My question involves court procedures for the state of: Nevada
Let's say a plaintiff displays in court a written contract between me and some company ABC (I'll call it OldABC), address XYZ. It then suggests that according to that contract I own his company with the same name ABC (I'll call it NewABC), and with different address EFG in different state, some significant amount of money according to this contract.
My research shows that the OldABC company was never registered at the address XYZ. In fact it was not even registered in the state where address XYZ belongs to and where the contract was signed. There are still some connections which can be proven to exist between NewABC and address XYZ, such as one of NewABC company agents/officers, acting on behalf of some other company may have once rented an office or residence at that address in the past.
So my question is: given that I have no way to verify that company NewABC is or a successor of company OldABC and they probably have no way to prove that too (since the only thing known about that company OldABC from the contract is its XYZ address) what do you think of using this fact as a defense in this case?

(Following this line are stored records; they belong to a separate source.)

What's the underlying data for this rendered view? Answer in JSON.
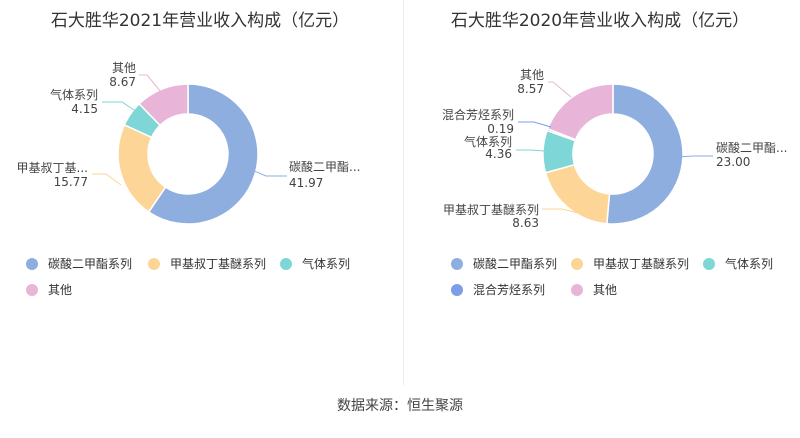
{
  "source": "数据来源：恒生聚源",
  "chart_data": [
    {
      "type": "pie",
      "variant": "donut",
      "title": "石大胜华2021年营业收入构成（亿元）",
      "categories": [
        "碳酸二甲酯系列",
        "甲基叔丁基醚系列",
        "气体系列",
        "其他"
      ],
      "label_names": [
        "碳酸二甲酯...",
        "甲基叔丁基...",
        "气体系列",
        "其他"
      ],
      "values": [
        41.97,
        15.77,
        4.15,
        8.67
      ],
      "colors": [
        "#8eaee0",
        "#fdd596",
        "#7fd6d6",
        "#e8b5d8"
      ]
    },
    {
      "type": "pie",
      "variant": "donut",
      "title": "石大胜华2020年营业收入构成（亿元）",
      "categories": [
        "碳酸二甲酯系列",
        "甲基叔丁基醚系列",
        "气体系列",
        "混合芳烃系列",
        "其他"
      ],
      "label_names": [
        "碳酸二甲酯...",
        "甲基叔丁基醚系列",
        "气体系列",
        "混合芳烃系列",
        "其他"
      ],
      "values": [
        23.0,
        8.63,
        4.36,
        0.19,
        8.57
      ],
      "colors": [
        "#8eaee0",
        "#fdd596",
        "#7fd6d6",
        "#7c9ee8",
        "#e8b5d8"
      ]
    }
  ]
}
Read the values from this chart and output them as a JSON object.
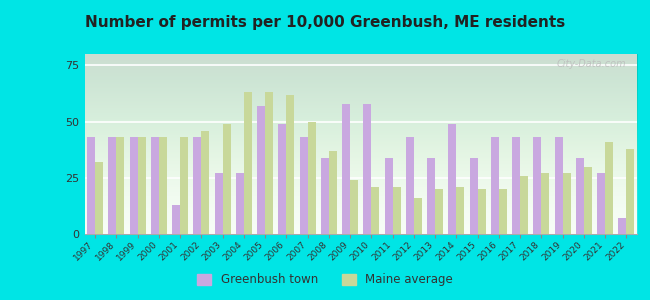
{
  "title": "Number of permits per 10,000 Greenbush, ME residents",
  "years": [
    1997,
    1998,
    1999,
    2000,
    2001,
    2002,
    2003,
    2004,
    2005,
    2006,
    2007,
    2008,
    2009,
    2010,
    2011,
    2012,
    2013,
    2014,
    2015,
    2016,
    2017,
    2018,
    2019,
    2020,
    2021,
    2022
  ],
  "greenbush": [
    43,
    43,
    43,
    43,
    13,
    43,
    27,
    27,
    57,
    49,
    43,
    34,
    58,
    58,
    34,
    43,
    34,
    49,
    34,
    43,
    43,
    43,
    43,
    34,
    27,
    7
  ],
  "maine": [
    32,
    43,
    43,
    43,
    43,
    46,
    49,
    63,
    63,
    62,
    50,
    37,
    24,
    21,
    21,
    16,
    20,
    21,
    20,
    20,
    26,
    27,
    27,
    30,
    41,
    38
  ],
  "bar_color_greenbush": "#c9a8e0",
  "bar_color_maine": "#c8d89a",
  "background_color_outer": "#00e5e5",
  "background_color_plot_top": "#e8f5e8",
  "background_color_plot_bot": "#f8fef8",
  "title_fontsize": 11,
  "ylim": [
    0,
    80
  ],
  "yticks": [
    0,
    25,
    50,
    75
  ],
  "legend_greenbush": "Greenbush town",
  "legend_maine": "Maine average"
}
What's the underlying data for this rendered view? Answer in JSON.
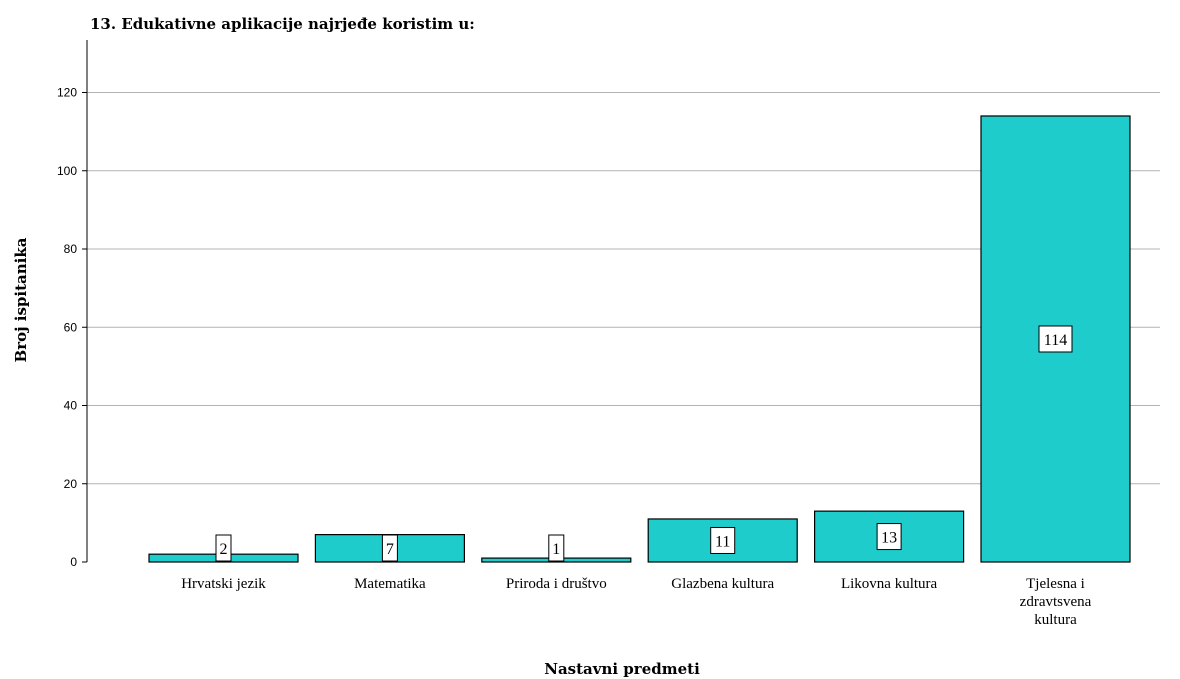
{
  "chart_data": {
    "type": "bar",
    "title": "13. Edukativne aplikacije najrjeđe koristim u:",
    "xlabel": "Nastavni predmeti",
    "ylabel": "Broj ispitanika",
    "categories": [
      [
        "Hrvatski jezik"
      ],
      [
        "Matematika"
      ],
      [
        "Priroda i društvo"
      ],
      [
        "Glazbena kultura"
      ],
      [
        "Likovna kultura"
      ],
      [
        "Tjelesna i",
        "zdravtsvena",
        "kultura"
      ]
    ],
    "values": [
      2,
      7,
      1,
      11,
      13,
      114
    ],
    "ylim": [
      0,
      132
    ],
    "yticks": [
      0,
      20,
      40,
      60,
      80,
      100,
      120
    ],
    "grid": true,
    "legend": "none",
    "colors": {
      "bar": "#1fcccc",
      "bar_stroke": "#000000",
      "grid": "#b4b4b4",
      "axis": "#000000",
      "label_box": "#ffffff"
    }
  }
}
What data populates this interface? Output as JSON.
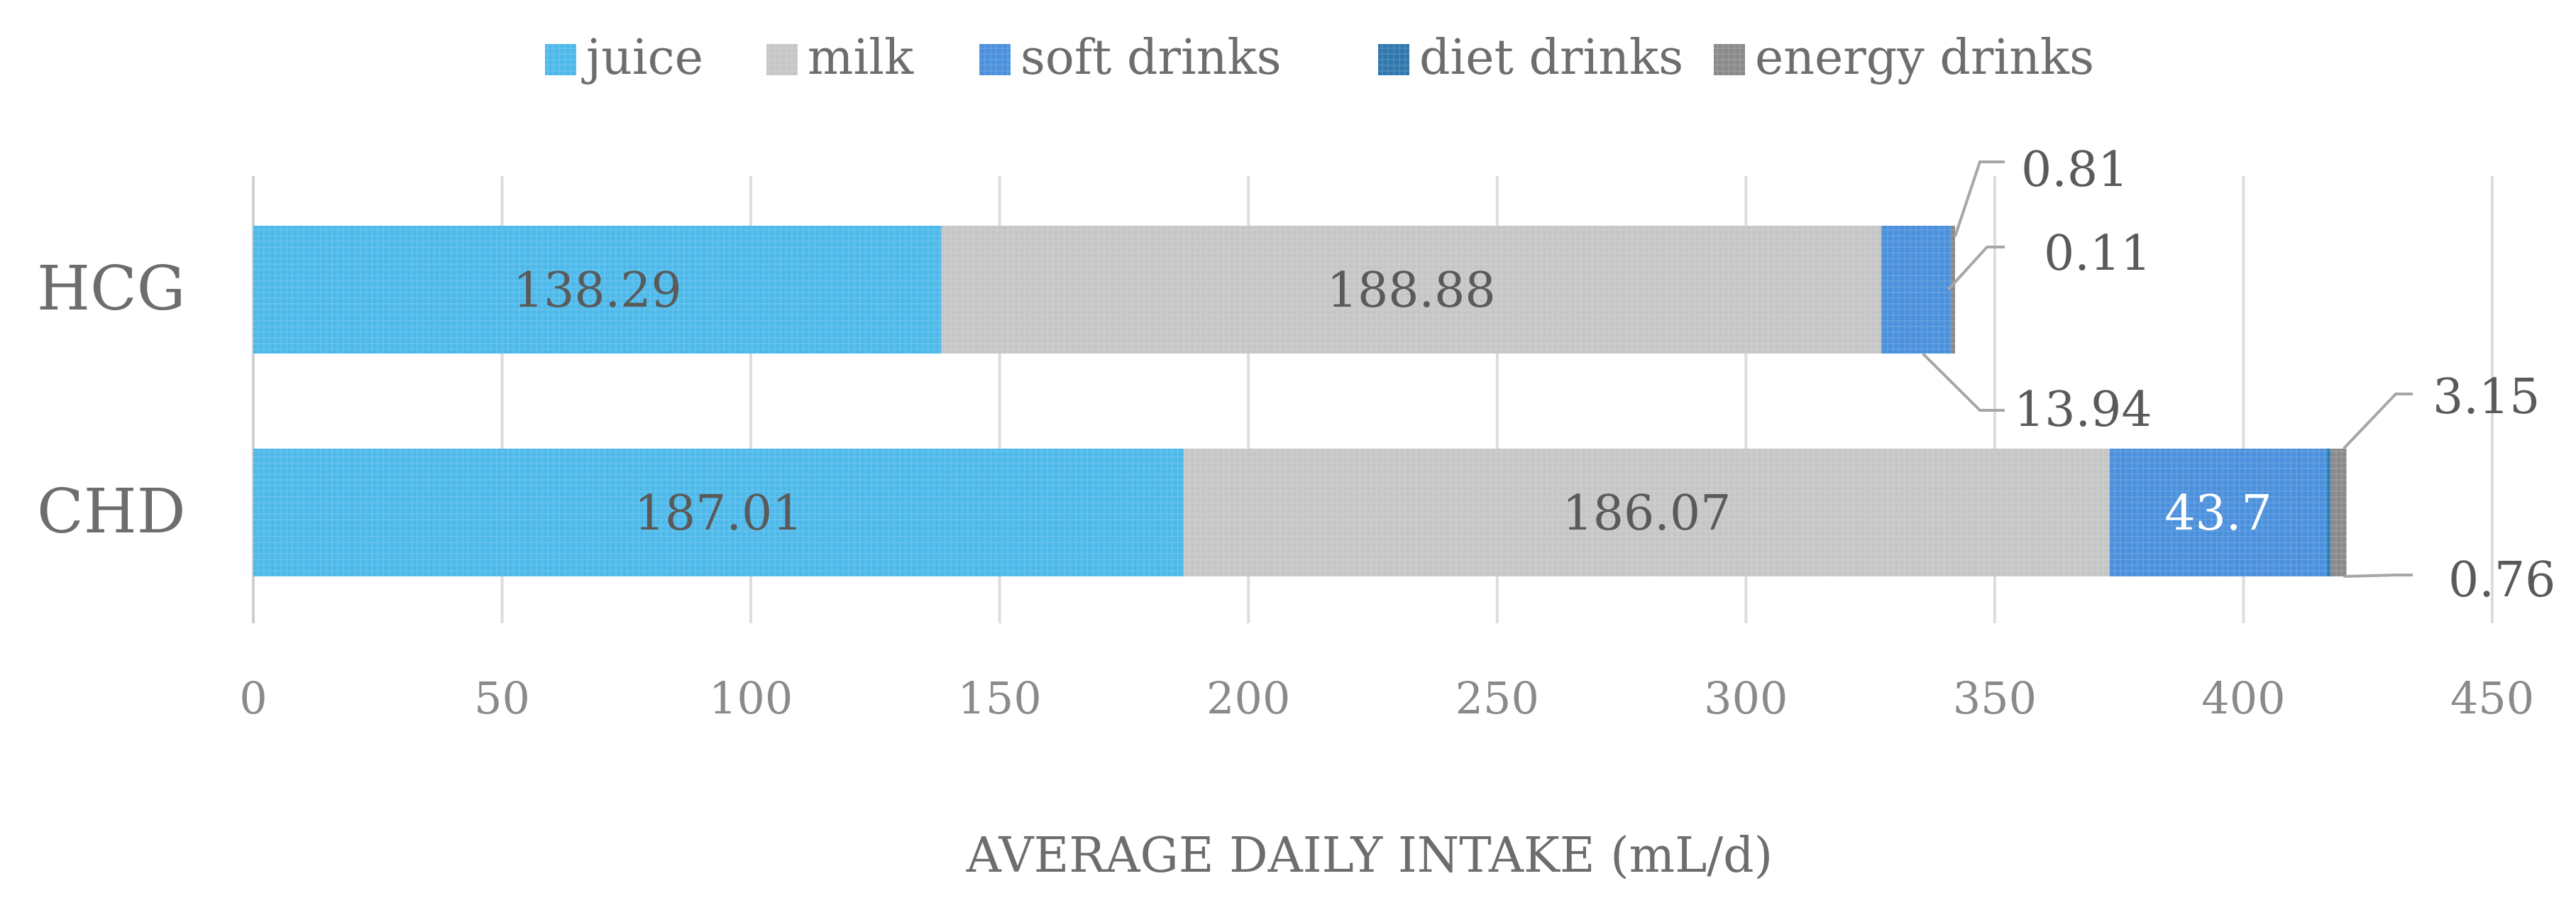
{
  "chart_data": {
    "type": "bar",
    "orientation": "horizontal",
    "stacked": true,
    "categories": [
      "HCG",
      "CHD"
    ],
    "series": [
      {
        "name": "juice",
        "values": [
          138.29,
          187.01
        ],
        "color": "#4db9ea"
      },
      {
        "name": "milk",
        "values": [
          188.88,
          186.07
        ],
        "color": "#c6c6c6"
      },
      {
        "name": "soft drinks",
        "values": [
          13.94,
          43.7
        ],
        "color": "#4a90dc"
      },
      {
        "name": "diet drinks",
        "values": [
          0.11,
          0.76
        ],
        "color": "#2f78ad"
      },
      {
        "name": "energy drinks",
        "values": [
          0.81,
          3.15
        ],
        "color": "#8a8a8a"
      }
    ],
    "data_labels": {
      "HCG": [
        "138.29",
        "188.88",
        "13.94",
        "0.11",
        "0.81"
      ],
      "CHD": [
        "187.01",
        "186.07",
        "43.7",
        "0.76",
        "3.15"
      ]
    },
    "xlabel": "AVERAGE DAILY INTAKE (mL/d)",
    "ylabel": "",
    "xlim": [
      0,
      450
    ],
    "xticks": [
      "0",
      "50",
      "100",
      "150",
      "200",
      "250",
      "300",
      "350",
      "400",
      "450"
    ],
    "grid": true,
    "legend": "top"
  }
}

I've first considered a settlement with them but at the moment I can't even be sure that they are the original party with who I signed the original contract. Hypothetically they could as well be some other people who acquired that contract in some way (e.g. illegally from their previous employer) and registered a company with the same name in a different state.
Side note: The contract itself was not really something I entered voluntarily, but instead was a result of unfair business practices from a 3rd party side. This things aside, I don't want to go through burden of trying to void the contract and I'm looking for an easier way out.